Um es klarzustellen: Ich bin kein Kreationist, auch kein verkappter. Ich möchte nur die Evolutionstheorie weiterhin als das schätzen, was sie ist: Ein durch viele Indizien gestütztes Denkmodell, mit dem man die Entstehung der Arten besser erklären kann als mit allen anderen.

Offensichlich wird der quasi-religiöse Ton der Evolutionisten in einem neuen Comic über Bertrand Russell, der (wohl unfreiwillig) zeigt wie der Begründer der antimetaphysichen logischen Philosophie (auf ihn beruft sich in seinem jugendlichen Umgestüm auch der Held von Philip Roths Roman "Empörung") angesichts der Natur und ihrer Wunder schwärmend auf die Knie fällt, wie es üblicherweise Pantheisten tun - beispielsweise Werther in Goethes Roman (darin ein Alter Ego seines spinozistischen Schöpfers).

Das klingt dann so:


Dem Hain in dunkelgrüner Schlucht
entströmt von Moschusrosen und Jasmin
ein Duft, so sinnbetörend schön
lädt ein zu lieblich rätselhaftem Tun.
O Fluss des Urquells unerforschlich bodenlos
Wohin mag Dein geheimnisvoller Strom sich wenden?
O Erde, Luft und Meer
geschwisterlich mit mir vereint!
O Mutter dieses unergründlichen Planeten!
Macht, dass mein Lied nicht ungehört verhallt, 
denn euch, nur euch, gilt ewig meine Liebe schon!

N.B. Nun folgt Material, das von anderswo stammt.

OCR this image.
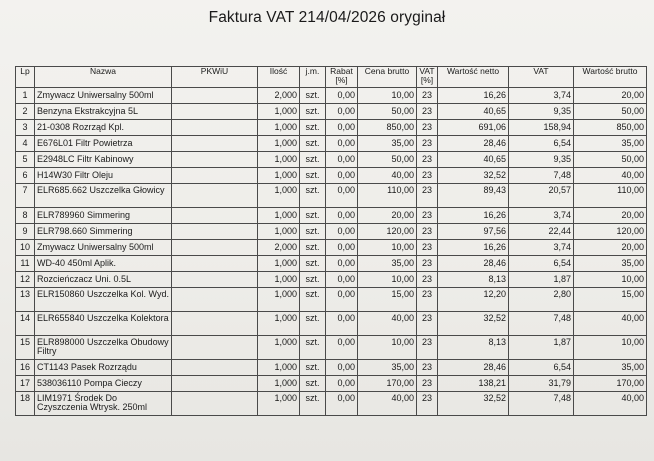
Faktura VAT 214/04/2026 oryginał
Lp	Nazwa	PKWiU	Ilość	j.m.	Rabat [%]	Cena brutto	VAT [%]	Wartość netto	VAT	Wartość brutto
1	Zmywacz Uniwersalny 500ml		2,000	szt.	0,00	10,00	23	16,26	3,74	20,00
2	Benzyna Ekstrakcyjna 5L		1,000	szt.	0,00	50,00	23	40,65	9,35	50,00
3	21-0308 Rozrząd Kpl.		1,000	szt.	0,00	850,00	23	691,06	158,94	850,00
4	E676L01 Filtr Powietrza		1,000	szt.	0,00	35,00	23	28,46	6,54	35,00
5	E2948LC Filtr Kabinowy		1,000	szt.	0,00	50,00	23	40,65	9,35	50,00
6	H14W30 Filtr Oleju		1,000	szt.	0,00	40,00	23	32,52	7,48	40,00
7	ELR685.662 Uszczelka Głowicy		1,000	szt.	0,00	110,00	23	89,43	20,57	110,00
8	ELR789960 Simmering		1,000	szt.	0,00	20,00	23	16,26	3,74	20,00
9	ELR798.660 Simmering		1,000	szt.	0,00	120,00	23	97,56	22,44	120,00
10	Zmywacz Uniwersalny 500ml		2,000	szt.	0,00	10,00	23	16,26	3,74	20,00
11	WD-40 450ml Aplik.		1,000	szt.	0,00	35,00	23	28,46	6,54	35,00
12	Rozcieńczacz Uni. 0.5L		1,000	szt.	0,00	10,00	23	8,13	1,87	10,00
13	ELR150860 Uszczelka Kol. Wyd.		1,000	szt.	0,00	15,00	23	12,20	2,80	15,00
14	ELR655840 Uszczelka Kolektora		1,000	szt.	0,00	40,00	23	32,52	7,48	40,00
15	ELR898000 Uszczelka Obudowy Filtry		1,000	szt.	0,00	10,00	23	8,13	1,87	10,00
16	CT1143 Pasek Rozrządu		1,000	szt.	0,00	35,00	23	28,46	6,54	35,00
17	538036110 Pompa Cieczy		1,000	szt.	0,00	170,00	23	138,21	31,79	170,00
18	LIM1971 Środek Do Czyszczenia Wtrysk. 250ml		1,000	szt.	0,00	40,00	23	32,52	7,48	40,00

Klar, wer die in diesem Gedicht angeredete "Mutter" ist. Aber auch die Bücher von Richard Dawkins, der die Evolution als "Greatest Show On Earth" feiert, erinnern den aufmerksamen Leser immer an Traktate der frühen Neuzeit, in denen mit Ausdauer jede nur noch so nebensächliche Einrichtung der Natur als wundersamer Beweis für Gottes überlegenen Schöpfergeist herangezogen wurde. Ein besonders platter, aber irgendwie auch liebenswerter Vertreter dieser Nützlichkeitsanbetung war der Dichter Barthold Hinrich Brockes, der in seinen Lehrgedichten das Staunen über die Konstruktion jedes winzige Würmchen feierte. Hier ein Beispiel:

Kirschblüte bei der Nacht 

Ich sahe mit betrachtendem Gemüte 
jüngst einen Kirschbaum, welcher blühte, 
in kühler Nacht beim Mondenschein;
 ich glaubt, es könne nichts von größerer Weiße sein. 
Es schien, als wär ein Schnee gefallen; 
ein jeder, auch der kleinste Ast, 
trug gleichsam eine rechte Last 
von zierlich weißen runden Ballen. 
Es ist kein Schwan so weiß, da nämlich jedes Blatt, 
- indem daselbst des Mondes sanftes Licht 
selbst durch die zarten Blätter bricht - 
sogar den Schatten weiß und sonder Schwärze hat. 
Unmöglich, dacht ich, kann auf Erden 
was Weißres aufgefunden werden. 
Indem ich nun bald hin, bald her 
im Schatten dieses Baumes gehe, 
sah ich von ungefähr 
durch alle Blumen in die Höhe 
und ward noch einen weißern Schein, 
der tausendmal so weiß, der tausendmal so klar, 
fast halb darob erstaunt, gewahr. 
Der Blüte Schnee schien schwarz zu sein 
bei diesem weißen Glanz. Es fiel mir ins Gesicht 
von einem hellen Stern ein weißes Licht, 
das mir recht in die Seele strahlt.

Ersetzt man das Wort "Seele" durch "Intellekt" hat man die poetisierte Variante einer dieser angelsächsischen Evolutions-Erbauungsschriften. Dawkins ist der Barthold Hinrich Brockes des Rationalismus.

Man muss die Evolution als Bewunderer von Darwins wissenschaftlichem Genie vor diesen Anbetern schützen, die aus ihr die Gottheit einer Pseudoreligion machen. Sonst geht es ihr womöglich noch wie der Revolution. Als dieser politische Vorgang in den Rang einer quasi-göttlichen Macht erhoben wurde, der "Opfer" zu bringen seien, der man sein Leben zu "weihen" habe und die man "lieben" musste usw., fing man an, in ihrem Namen zu masssenmorden.